Artist Uses AI to Recreate ‘Watermelon Sugar’ Music Video Using Footage of Ronald Reagan
Ronald Reagan mashes well with the Harry Styles song Watermelon Sugar. I know this because someone has designed an AI with the exclusive task of recreating the Watermelon Sugar music video using footage pulled from the Reagan Presidential Library.
Andre Rohrig, a German living in the UK and working in data science, is responsible for the remixed music video. My AI automatically detects the scenes in the source video clip and then replaces them with similar looking archival footage. This process is end-to-end and doesn't require any manual intervention," the YouTube description reads. The archival footage comes from the Reagan Library."
The AI did a passable job of recreating Styles' pop song using footage pulled from the Reagan Archive. Both videos open on an ocean scene. When the original video cuts to footage of Styles' sitting at a table covered in an orange tablecloth, Rohrig's remix cuts footage of Reagan at an orange table reading paperwork. The AI approximates an imitation based on what it has access to. It's not perfect, but according to Rohrig, that's the point.
These music videos have been an attempt to force interesting visual errors, i.e. when the used archival footage is close and very far away from what it's supposed to be at the same time (e.g. when Stalin appears in a Lana Del Rey video)," he said.
Rohrig did something similar with the Muse song Uno and Lana Del Rey's Video Games on his YouTube channel, priorai. These other videos used footage from the Reagan Library, but the Lana Del Rey video also has footage from what appears to be Soviet sources. There's black and white video of Soviet soldiers as well as a brief and flickering reel of Joseph Stalin. The Reagan Library contains some anti-communist propaganda documentaries, and that's where the footage about Stalin, Hungary 1956 etc. comes from," Rohrig told Motherboard in an email.
Rohrig said he got the idea for the project when he noticed that AI and machine learning often fail in interesting ways. Artist Mario Klingemann is also an inspiration, he said
The original music videos for both Watermelon Sugar and Video Games are nostalgia trips that copy the aesthetic style of the 1960s.

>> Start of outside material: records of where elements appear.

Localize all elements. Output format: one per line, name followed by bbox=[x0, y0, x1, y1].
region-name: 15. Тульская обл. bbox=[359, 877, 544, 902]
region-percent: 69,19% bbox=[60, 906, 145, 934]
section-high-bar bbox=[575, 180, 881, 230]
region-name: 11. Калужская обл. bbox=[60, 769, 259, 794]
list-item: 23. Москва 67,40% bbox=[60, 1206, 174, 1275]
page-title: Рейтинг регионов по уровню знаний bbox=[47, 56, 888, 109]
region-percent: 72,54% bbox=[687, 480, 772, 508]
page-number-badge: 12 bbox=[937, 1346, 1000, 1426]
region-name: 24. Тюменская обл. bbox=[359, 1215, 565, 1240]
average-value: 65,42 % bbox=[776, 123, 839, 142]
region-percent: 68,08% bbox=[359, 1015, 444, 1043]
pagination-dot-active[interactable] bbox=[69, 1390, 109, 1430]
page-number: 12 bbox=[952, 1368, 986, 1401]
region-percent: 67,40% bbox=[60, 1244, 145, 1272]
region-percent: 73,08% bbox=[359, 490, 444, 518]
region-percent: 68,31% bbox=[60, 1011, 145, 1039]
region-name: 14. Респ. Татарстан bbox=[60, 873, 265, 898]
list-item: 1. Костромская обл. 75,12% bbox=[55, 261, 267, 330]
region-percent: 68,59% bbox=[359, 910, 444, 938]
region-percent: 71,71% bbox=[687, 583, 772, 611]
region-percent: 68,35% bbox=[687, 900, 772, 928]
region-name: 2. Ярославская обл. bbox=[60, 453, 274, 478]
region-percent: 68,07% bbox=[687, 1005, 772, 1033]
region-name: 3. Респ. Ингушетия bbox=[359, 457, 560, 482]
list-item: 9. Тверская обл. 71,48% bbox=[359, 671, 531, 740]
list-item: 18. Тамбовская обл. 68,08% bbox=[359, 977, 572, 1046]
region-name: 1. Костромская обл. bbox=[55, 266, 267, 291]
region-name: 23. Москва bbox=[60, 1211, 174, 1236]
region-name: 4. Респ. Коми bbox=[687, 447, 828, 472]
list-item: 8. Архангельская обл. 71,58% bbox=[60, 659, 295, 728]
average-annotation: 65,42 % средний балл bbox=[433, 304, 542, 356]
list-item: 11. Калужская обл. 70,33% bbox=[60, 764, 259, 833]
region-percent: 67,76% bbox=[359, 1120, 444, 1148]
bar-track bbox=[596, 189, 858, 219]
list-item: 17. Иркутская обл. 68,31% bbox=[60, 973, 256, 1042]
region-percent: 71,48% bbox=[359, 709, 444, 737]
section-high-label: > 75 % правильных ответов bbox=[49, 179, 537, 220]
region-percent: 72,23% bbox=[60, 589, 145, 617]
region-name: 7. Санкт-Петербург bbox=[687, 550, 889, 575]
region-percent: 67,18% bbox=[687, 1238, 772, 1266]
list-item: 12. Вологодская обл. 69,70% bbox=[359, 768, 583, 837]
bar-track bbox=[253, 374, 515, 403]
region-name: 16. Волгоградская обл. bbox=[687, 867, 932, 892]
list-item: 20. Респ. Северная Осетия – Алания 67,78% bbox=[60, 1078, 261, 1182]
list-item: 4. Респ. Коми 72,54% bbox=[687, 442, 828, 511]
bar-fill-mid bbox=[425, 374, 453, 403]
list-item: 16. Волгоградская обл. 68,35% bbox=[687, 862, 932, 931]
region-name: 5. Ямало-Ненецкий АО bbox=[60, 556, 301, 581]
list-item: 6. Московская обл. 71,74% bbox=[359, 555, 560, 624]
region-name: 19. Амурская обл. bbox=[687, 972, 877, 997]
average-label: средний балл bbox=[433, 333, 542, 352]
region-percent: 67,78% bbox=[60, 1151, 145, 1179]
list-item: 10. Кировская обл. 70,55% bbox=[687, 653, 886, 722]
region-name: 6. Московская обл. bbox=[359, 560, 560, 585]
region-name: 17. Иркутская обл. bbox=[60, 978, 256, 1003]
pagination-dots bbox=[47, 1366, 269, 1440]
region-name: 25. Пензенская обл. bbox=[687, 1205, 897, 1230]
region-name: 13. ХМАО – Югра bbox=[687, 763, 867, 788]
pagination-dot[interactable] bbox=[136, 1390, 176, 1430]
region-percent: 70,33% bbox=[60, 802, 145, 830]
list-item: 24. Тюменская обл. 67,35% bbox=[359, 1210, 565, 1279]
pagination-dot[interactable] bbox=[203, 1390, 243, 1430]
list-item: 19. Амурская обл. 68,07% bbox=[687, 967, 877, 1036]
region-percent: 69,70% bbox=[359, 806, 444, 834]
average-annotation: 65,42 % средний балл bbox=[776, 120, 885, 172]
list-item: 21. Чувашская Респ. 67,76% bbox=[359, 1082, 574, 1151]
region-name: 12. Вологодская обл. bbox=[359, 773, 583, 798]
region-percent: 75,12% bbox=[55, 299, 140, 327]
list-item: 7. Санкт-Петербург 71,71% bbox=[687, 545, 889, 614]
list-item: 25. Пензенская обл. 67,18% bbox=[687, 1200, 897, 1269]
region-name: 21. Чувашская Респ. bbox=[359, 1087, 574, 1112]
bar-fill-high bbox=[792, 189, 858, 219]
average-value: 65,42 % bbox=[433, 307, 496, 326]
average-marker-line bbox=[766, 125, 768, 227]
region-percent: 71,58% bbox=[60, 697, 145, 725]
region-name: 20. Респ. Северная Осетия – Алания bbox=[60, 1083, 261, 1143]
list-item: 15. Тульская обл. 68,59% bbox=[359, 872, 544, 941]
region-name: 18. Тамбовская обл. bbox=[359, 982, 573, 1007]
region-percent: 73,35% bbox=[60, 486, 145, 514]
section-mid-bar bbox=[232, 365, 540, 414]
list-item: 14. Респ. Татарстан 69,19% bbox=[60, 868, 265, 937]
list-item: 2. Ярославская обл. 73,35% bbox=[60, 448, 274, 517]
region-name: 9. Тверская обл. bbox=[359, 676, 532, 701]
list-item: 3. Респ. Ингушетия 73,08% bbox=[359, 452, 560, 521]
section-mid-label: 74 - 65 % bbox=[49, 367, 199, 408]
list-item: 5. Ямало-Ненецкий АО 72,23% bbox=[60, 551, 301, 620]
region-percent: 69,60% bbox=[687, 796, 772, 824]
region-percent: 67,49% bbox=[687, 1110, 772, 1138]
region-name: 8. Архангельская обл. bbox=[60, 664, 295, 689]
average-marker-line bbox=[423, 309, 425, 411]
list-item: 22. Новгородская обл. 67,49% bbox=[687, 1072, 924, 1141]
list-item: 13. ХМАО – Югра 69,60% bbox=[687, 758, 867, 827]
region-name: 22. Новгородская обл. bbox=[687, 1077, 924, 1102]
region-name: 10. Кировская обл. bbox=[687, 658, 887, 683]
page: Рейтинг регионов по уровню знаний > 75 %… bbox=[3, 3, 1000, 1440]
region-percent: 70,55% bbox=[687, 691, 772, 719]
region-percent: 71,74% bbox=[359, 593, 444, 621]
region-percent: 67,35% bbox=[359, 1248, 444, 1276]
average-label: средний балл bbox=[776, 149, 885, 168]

According to Rohrig, this was important to helping his AI-which he said he designed and trained himself-understand how to make its own music video.
There are certain parameters like hard cuts and short scenes that are important for the process not to fail," he said. And the video footage the AI tries to replicate must be represented to a certain extent within the distribution of the archival footage, otherwise the results are not very satisfying. This is the case for these retro style videos I've used here; the 'real' Lana Del Rey video even uses lots of archival footage."
According to Rohrig, creating the AI took about two weeks. Why the Reagan Library, though? After all, there are plenty of other sources of workable video, including the libraries of other American presidents. Rohrig said that it produced the best results.
Initially I was looking for footage in the public domain for practical reasons, so the videos don't get blocked because of copyright claims," he said. This is the case for these public domain presidential video collections. I've tried other collections (Trump, Obama), and also other sources like old educational films produced by the U.S. Government, but so far I've had the best results with the Reagan Library footage. The more recent presidential videos have much better production videos and more editing, while the Reagan videos are often just someone filming random people at campaign rallies for hours, which is great for a diverse data set vs. just lots of shots of the president."
Other videos on Rohrig's channel show an AI that's trained to make abstract art using a Generative Adversarial Network (GAN), a common technique for creating artificial images.
This animation of abstract images was created by an AI that was trained without any training data," Rohrig said in the video's description. Instead, an adversarial training process of different deep convolutional neural networks against each other was used to create 'pure' abstract visuals."